Região vinícola de Lavaux: guia completo para visitar os terraços vinícolas da UNESCO
O que é a região vinícola de Lavaux e como visitá-la?
O Lavaux é uma área vinícola Patrimônio Mundial da UNESCO (805 hectares) entre Lausanne e Vevey, na margem norte do Lago Genebra. Visite de trem regional a partir de Lausanne, pelo trenzinho turístico Lavaux Express ou a pé pela Trilha dos Terraços. De maio a outubro é ideal; setembro e outubro são a época da colheita.
A paisagem vinícola mais celebrada da Suíça
O Lavaux é uma das grandes paisagens vinícolas da Europa — 805 hectares de vinhedos em terraços de pedra que sobem de forma íngreme acima da margem norte do Lago Genebra, entre Lausanne e Vevey.

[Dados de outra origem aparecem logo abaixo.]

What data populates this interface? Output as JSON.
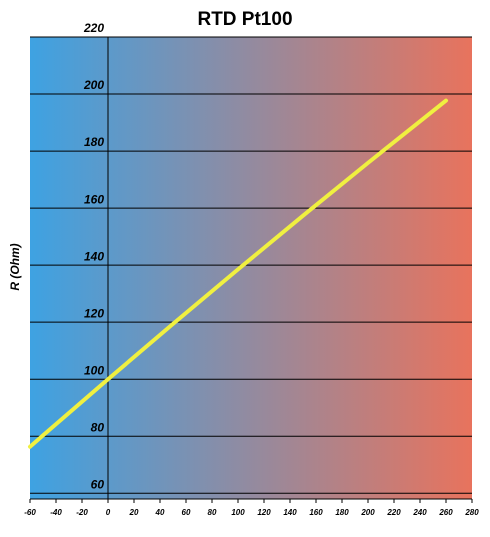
{
  "chart_data": {
    "type": "line",
    "title": "RTD Pt100",
    "y_label": "R (Ohm)",
    "x": [
      -60,
      -50,
      0,
      50,
      100,
      150,
      200,
      260
    ],
    "series": [
      {
        "name": "Pt100",
        "color": "#f0f040",
        "values": [
          76.33,
          80.31,
          100,
          119.4,
          138.51,
          157.33,
          175.86,
          197.71
        ]
      }
    ],
    "xlim": [
      -60,
      280
    ],
    "xticks": [
      -60,
      -40,
      -20,
      0,
      20,
      40,
      60,
      80,
      100,
      120,
      140,
      160,
      180,
      200,
      220,
      240,
      260,
      280
    ],
    "ylim": [
      58,
      220
    ],
    "yticks": [
      60,
      80,
      100,
      120,
      140,
      160,
      180,
      200,
      220
    ],
    "grid": true,
    "background": [
      "#3ea2e2",
      "#e8735d"
    ]
  }
}
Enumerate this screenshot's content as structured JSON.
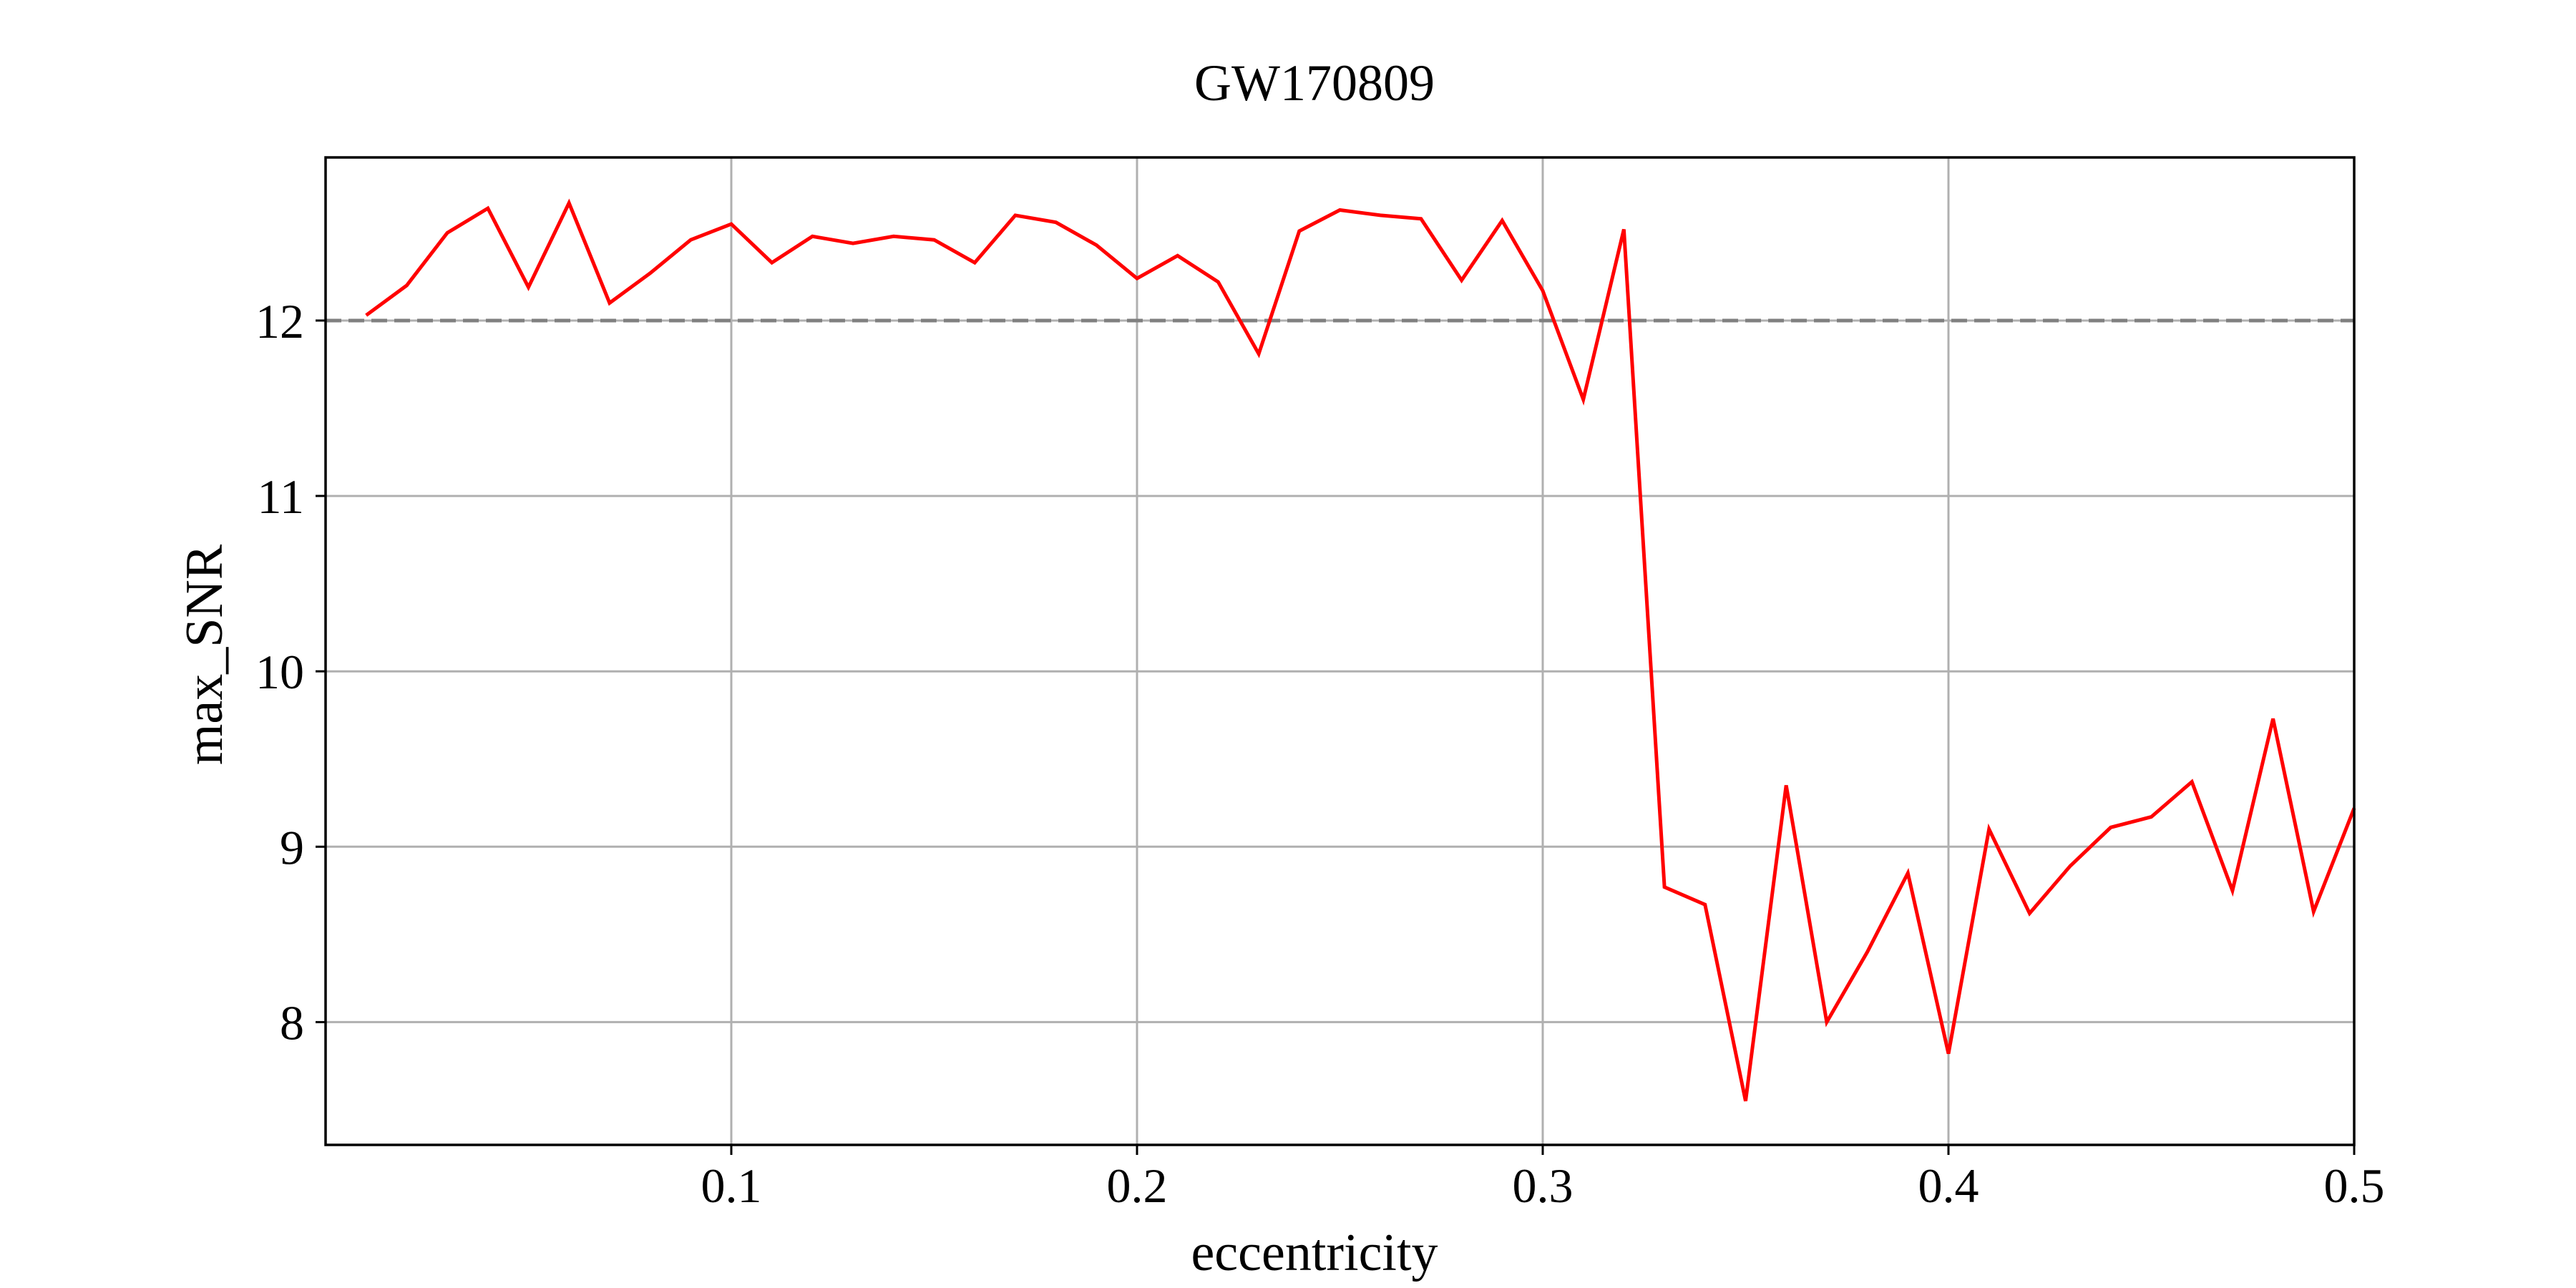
{
  "chart_data": {
    "type": "line",
    "title": "GW170809",
    "xlabel": "eccentricity",
    "ylabel": "max_SNR",
    "xlim": [
      0.0,
      0.5
    ],
    "ylim": [
      7.3,
      12.93
    ],
    "xticks": [
      0.1,
      0.2,
      0.3,
      0.4,
      0.5
    ],
    "xtick_labels": [
      "0.1",
      "0.2",
      "0.3",
      "0.4",
      "0.5"
    ],
    "yticks": [
      8,
      9,
      10,
      11,
      12
    ],
    "ytick_labels": [
      "8",
      "9",
      "10",
      "11",
      "12"
    ],
    "grid": true,
    "series": [
      {
        "color": "#ff0000",
        "x": [
          0.01,
          0.02,
          0.03,
          0.04,
          0.05,
          0.06,
          0.07,
          0.08,
          0.09,
          0.1,
          0.11,
          0.12,
          0.13,
          0.14,
          0.15,
          0.16,
          0.17,
          0.18,
          0.19,
          0.2,
          0.21,
          0.22,
          0.23,
          0.24,
          0.25,
          0.26,
          0.27,
          0.28,
          0.29,
          0.3,
          0.31,
          0.32,
          0.33,
          0.34,
          0.35,
          0.36,
          0.37,
          0.38,
          0.39,
          0.4,
          0.41,
          0.42,
          0.43,
          0.44,
          0.45,
          0.46,
          0.47,
          0.48,
          0.49,
          0.5
        ],
        "y": [
          12.03,
          12.2,
          12.5,
          12.64,
          12.19,
          12.67,
          12.1,
          12.27,
          12.46,
          12.55,
          12.33,
          12.48,
          12.44,
          12.48,
          12.46,
          12.33,
          12.6,
          12.56,
          12.43,
          12.24,
          12.37,
          12.22,
          11.81,
          12.51,
          12.63,
          12.6,
          12.58,
          12.23,
          12.57,
          12.17,
          11.55,
          12.52,
          8.77,
          8.67,
          7.55,
          9.35,
          8.0,
          8.4,
          8.85,
          7.82,
          9.1,
          8.62,
          8.89,
          9.11,
          9.17,
          9.37,
          8.75,
          9.73,
          8.63,
          9.22
        ]
      }
    ],
    "reference_line": {
      "y": 12.0,
      "style": "dashed",
      "color": "#808080"
    }
  }
}
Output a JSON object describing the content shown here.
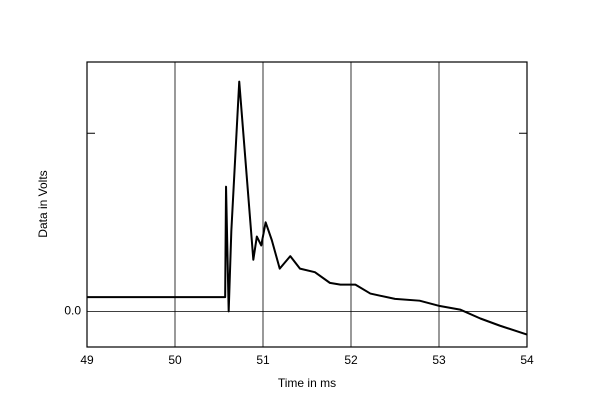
{
  "chart_data": {
    "type": "line",
    "xlabel": "Time in ms",
    "ylabel": "Data in Volts",
    "x": [
      49,
      50.57,
      50.58,
      50.61,
      50.64,
      50.73,
      50.89,
      50.93,
      50.98,
      51.03,
      51.1,
      51.19,
      51.31,
      51.42,
      51.59,
      51.76,
      51.88,
      52.05,
      52.22,
      52.5,
      52.78,
      53.01,
      53.24,
      53.47,
      53.69,
      54
    ],
    "series": [
      {
        "color": "#000000",
        "values": [
          0.08,
          0.08,
          0.7,
          0,
          0.45,
          1.29,
          0.29,
          0.42,
          0.37,
          0.5,
          0.4,
          0.24,
          0.31,
          0.24,
          0.22,
          0.16,
          0.15,
          0.15,
          0.1,
          0.07,
          0.06,
          0.03,
          0.01,
          -0.04,
          -0.08,
          -0.13
        ]
      }
    ],
    "xlim": [
      49,
      54
    ],
    "xticks": [
      49,
      50,
      51,
      52,
      53,
      54
    ],
    "ylim": [
      -0.2,
      1.4
    ],
    "yticks": [
      {
        "value": 0,
        "label": "0.0"
      },
      {
        "value": 1,
        "label": null
      }
    ],
    "grid": true
  }
}
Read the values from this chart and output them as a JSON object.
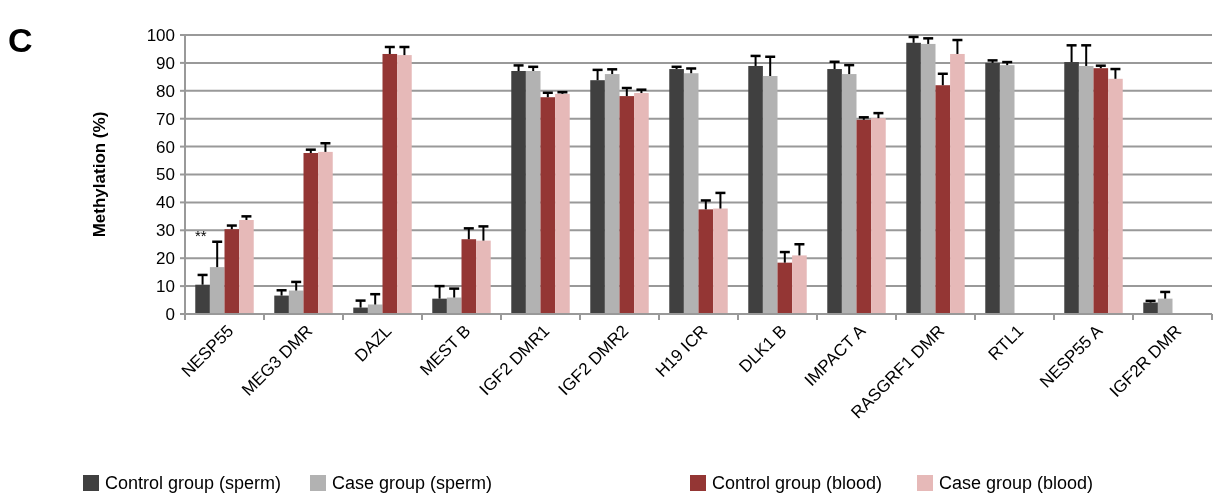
{
  "chart_data": {
    "type": "bar",
    "ylabel": "Methylation (%)",
    "annotations": [
      "C",
      "**"
    ],
    "categories": [
      "NESP55",
      "MEG3 DMR",
      "DAZL",
      "MEST B",
      "IGF2 DMR1",
      "IGF2 DMR2",
      "H19 ICR",
      "DLK1 B",
      "IMPACT A",
      "RASGRF1 DMR",
      "RTL1",
      "NESP55 A",
      "IGF2R DMR"
    ],
    "series": [
      {
        "name": "Control group (sperm)",
        "color": "#404040",
        "values": [
          10.5,
          6.6,
          2.3,
          5.5,
          87.1,
          83.8,
          87.8,
          88.9,
          87.8,
          97.2,
          90,
          90.3,
          4.1
        ],
        "errors": [
          [
            10.5,
            14
          ],
          [
            6.6,
            8.5
          ],
          [
            2.3,
            4.8
          ],
          [
            5.5,
            10
          ],
          [
            87.1,
            89.1
          ],
          [
            83.8,
            87.5
          ],
          [
            87.8,
            88.6
          ],
          [
            88.9,
            92.5
          ],
          [
            87.8,
            90.4
          ],
          [
            97.2,
            99.3
          ],
          [
            90,
            90.9
          ],
          [
            90.3,
            96.3
          ],
          [
            4.1,
            4.7
          ]
        ]
      },
      {
        "name": "Case group (sperm)",
        "color": "#b2b2b2",
        "values": [
          16.8,
          8.4,
          3.4,
          5.9,
          87.1,
          86,
          86.3,
          85.3,
          86,
          96.8,
          89.2,
          88.9,
          5.5
        ],
        "errors": [
          [
            16.8,
            25.9
          ],
          [
            8.4,
            11.5
          ],
          [
            3.4,
            7.1
          ],
          [
            5.9,
            9.1
          ],
          [
            87.1,
            88.6
          ],
          [
            86,
            87.7
          ],
          [
            86.3,
            88
          ],
          [
            85.3,
            92.2
          ],
          [
            86,
            89.2
          ],
          [
            96.8,
            98.8
          ],
          [
            89.2,
            90.3
          ],
          [
            88.9,
            96.3
          ],
          [
            5.5,
            7.9
          ]
        ]
      },
      {
        "name": "Control group (blood)",
        "color": "#943634",
        "values": [
          30.4,
          57.7,
          93.2,
          26.8,
          77.7,
          78.1,
          37.5,
          18.4,
          69.6,
          82,
          null,
          88.1,
          null
        ],
        "errors": [
          [
            30.4,
            31.7
          ],
          [
            57.7,
            58.9
          ],
          [
            93.2,
            95.7
          ],
          [
            26.8,
            30.7
          ],
          [
            77.7,
            79.3
          ],
          [
            78.1,
            81
          ],
          [
            37.5,
            40.7
          ],
          [
            18.4,
            22.2
          ],
          [
            69.6,
            70.5
          ],
          [
            82,
            86.1
          ],
          null,
          [
            88.1,
            89
          ],
          null
        ]
      },
      {
        "name": "Case group (blood)",
        "color": "#e6b9b8",
        "values": [
          33.7,
          58.1,
          92.8,
          26.3,
          78.9,
          79.2,
          37.8,
          21,
          70.2,
          93.2,
          null,
          84.3,
          null
        ],
        "errors": [
          [
            33.7,
            35
          ],
          [
            58.1,
            61.2
          ],
          [
            92.8,
            95.7
          ],
          [
            26.3,
            31.4
          ],
          [
            78.9,
            79.5
          ],
          [
            79.2,
            80.4
          ],
          [
            37.8,
            43.4
          ],
          [
            21,
            25
          ],
          [
            70.2,
            72
          ],
          [
            93.2,
            98.2
          ],
          null,
          [
            84.3,
            87.8
          ],
          null
        ]
      }
    ],
    "ylim": [
      0,
      100
    ],
    "yticks": [
      0,
      10,
      20,
      30,
      40,
      50,
      60,
      70,
      80,
      90,
      100
    ],
    "grid": "y",
    "legend": "bottom"
  }
}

A UNESCO reconheceu a área como Patrimônio Mundial em 2007, não apenas por sua beleza, mas pelo que ela representa: uma tradição agrícola ininterrupta que remonta a mais de mil anos, quando monges cistercienses e agostinianos organizaram pela primeira vez o sistema de terraços que ainda molda cada encosta hoje.
Os vinhedos estão voltados para o sul e o sudeste sobre o lago, captando o máximo de sol em uma região onde cada grau de calor conta. Os produtores locais falam dos trois soleils — os três sóis — que dão às uvas do Lavaux seu caráter: o sol acima, a luz refletida na superfície do lago e o calor irradiado pelas paredes de pedra dos terraços, que absorvem calor durante o dia e o liberam ao longo da noite. Esse microclima, combinado com solos calcários e morrênicos bem drenados, produz o vinho branco Chasselas de uma precisão mineral incomum — um estilo tão específico deste lugar que praticamente nada dele é exportado.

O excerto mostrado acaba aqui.